La chambre de l’instruction de la cour d’appel de Bordeaux a tranché. Elle a décidé, ce jeudi 2 mars 2023, de rouvrir le dossier de l’affaire de l’accident de car de Puisseguin, drame de la route dans lequel 43 personnes étaient décédées en 2015.
« C’est une nouvelle instruction qui commence, on va enfin se poser des questions sur les bus et sur leur sécurité », s’est félicité Me Marie Mescam, avocate des parties civiles. « C’est un soulagement d’être enfin entendus », a réagi, les larmes aux yeux, Hélène Vigier, membre du Collectif des victimes de Puisseguin.
Un drame effroyable en 2015 et un non-lieu en octobre 2021
Le 23 octobre 2015 à la sortie de Puisseguin (Gironde), un autocar transportant des retraités en excursion était entré en collision avec un semi-remorque roulant en sens inverse. 41 passagers du bus étaient morts, brûlés vifs ou asphyxiés. Le chauffeur du camion et son fils de 3 ans avaient également péri dans l’accident.

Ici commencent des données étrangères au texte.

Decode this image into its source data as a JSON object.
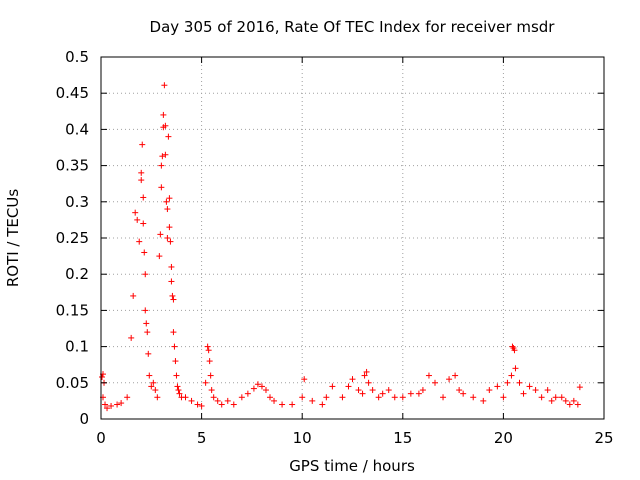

Le juge d’instruction de Libourne avait rendu une ordonnance de non-lieu en octobre 2021, clôturant l’enquête sans qu’aucune mise en examen ne soit prononcée. Pour le magistrat, seule la vitesse excessive du conducteur du semi-remorque était en cause dans l’accident.
Plusieurs mises en examen
En novembre dernier, le parquet avait requis devant l’instance judiciaire une réouverture de l’instruction sur l’accident le plus meurtrier en France depuis 1982, demandant également la mise en examen de trois sociétés : le concessionnaire du camion, la société de poids lourds et celle ayant réalisé le contrôle technique.
Selon les avocats des parties civiles, la cour d’appel a mis en examen une personne physique et trois sociétés : le concessionnaire du camion qui a percuté l’autocar, la société locatrice de ce véhicule et celle qui l’utilisait le jour de l’accident. Le représentant en France d’Evobus (constructeur du car Mercedes) a par ailleurs été placé sous le statut de témoin assisté.
Un espoir pour les proches des victimes d’obtenir justice, plus de 7 ans après les faits. Le collectif des victimes de Puisseguin pointe notamment depuis plusieurs années la vitesse de propagation des flammes lors de l’accident, dénonçant les matériaux et l’état du véhicule.